Samedi à Montargis, l’ancien ministre de l’Education Jean-Michel Blanker, qui faisait campagne sur le marché des élections législatives, a été aspergé de chantilly au visage. Lundi, lorsque l’homme politique a porté plainte, les deux enseignants, qui ont reconnu l’avoir aspergé de chantilly, ont déclaré à l’AFP qu’ils n’avaient pas l’intention de le faire.
“Nous sommes allés au marché et c’est la saison des fraises”, a déclaré à l’AFP Christoph, l’un des deux professeurs.
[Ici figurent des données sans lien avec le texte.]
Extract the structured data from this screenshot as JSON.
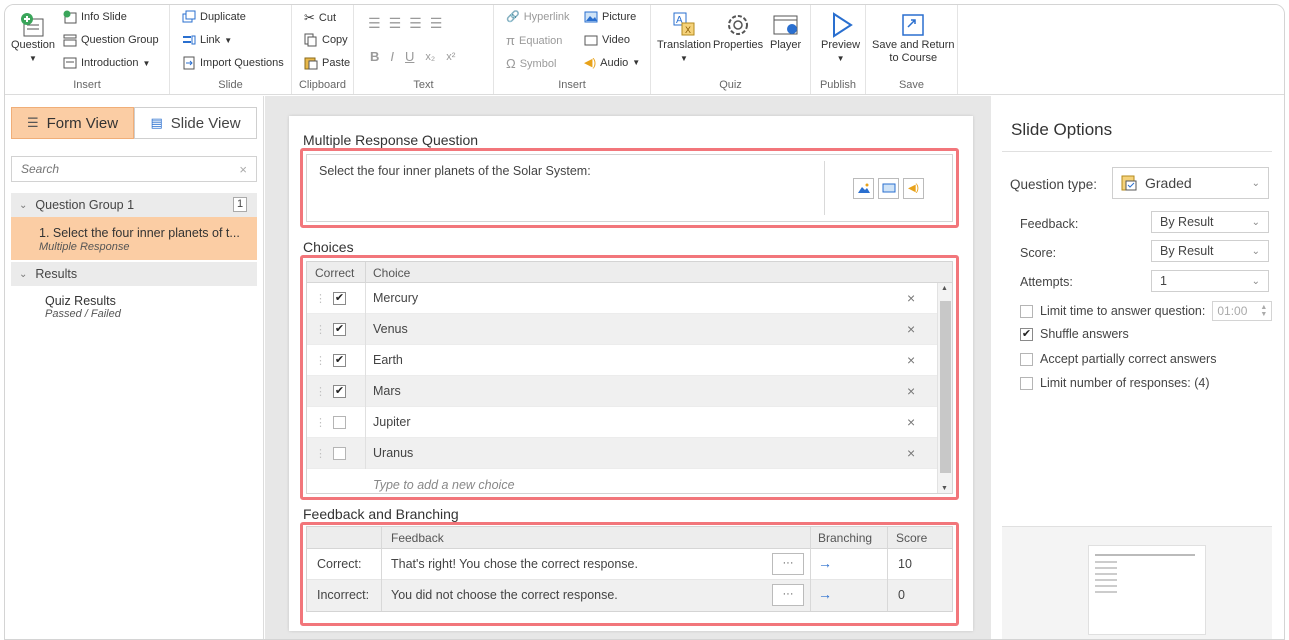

Sur leur compte Twitter, créé dimanche sous le nom de “ProfsChantillyonneurs”, Christoph et Olivier, deux professeurs de technologie et d’arts plastiques au REP Collège, ont expliqué leur geste dans une vidéo intitulée “Blanquer mousse-Montargis-Porte de Chantilly”.
Dans cette vidéo, les deux hommes, âgés de 51 et 57 ans, enseignants de 20 ans et accusés de violences envers l’ancien ministre, évoquent les violences subies au quotidien dans l’établissement scolaire. “La violence, c’est 12% des élèves qui arrivent en 6ème et qui ne savent ni lire ni comprendre un texte. Combien de personnes quittent le système scolaire humiliées, méprisées et sans décision pour l’avenir ? »
« La violence, ce sont des agressions physiques et des insultes au quotidien », c’est un manque d’adultes pour protéger nos enfants, les éduquer, les aider : sans infirmières, sans psychologues, sans encadrants en nombre suffisant. “La violence, c’est le mépris des enfants et des parents en embauchant des personnes non formées pendant 30 minutes”, ont-ils insisté.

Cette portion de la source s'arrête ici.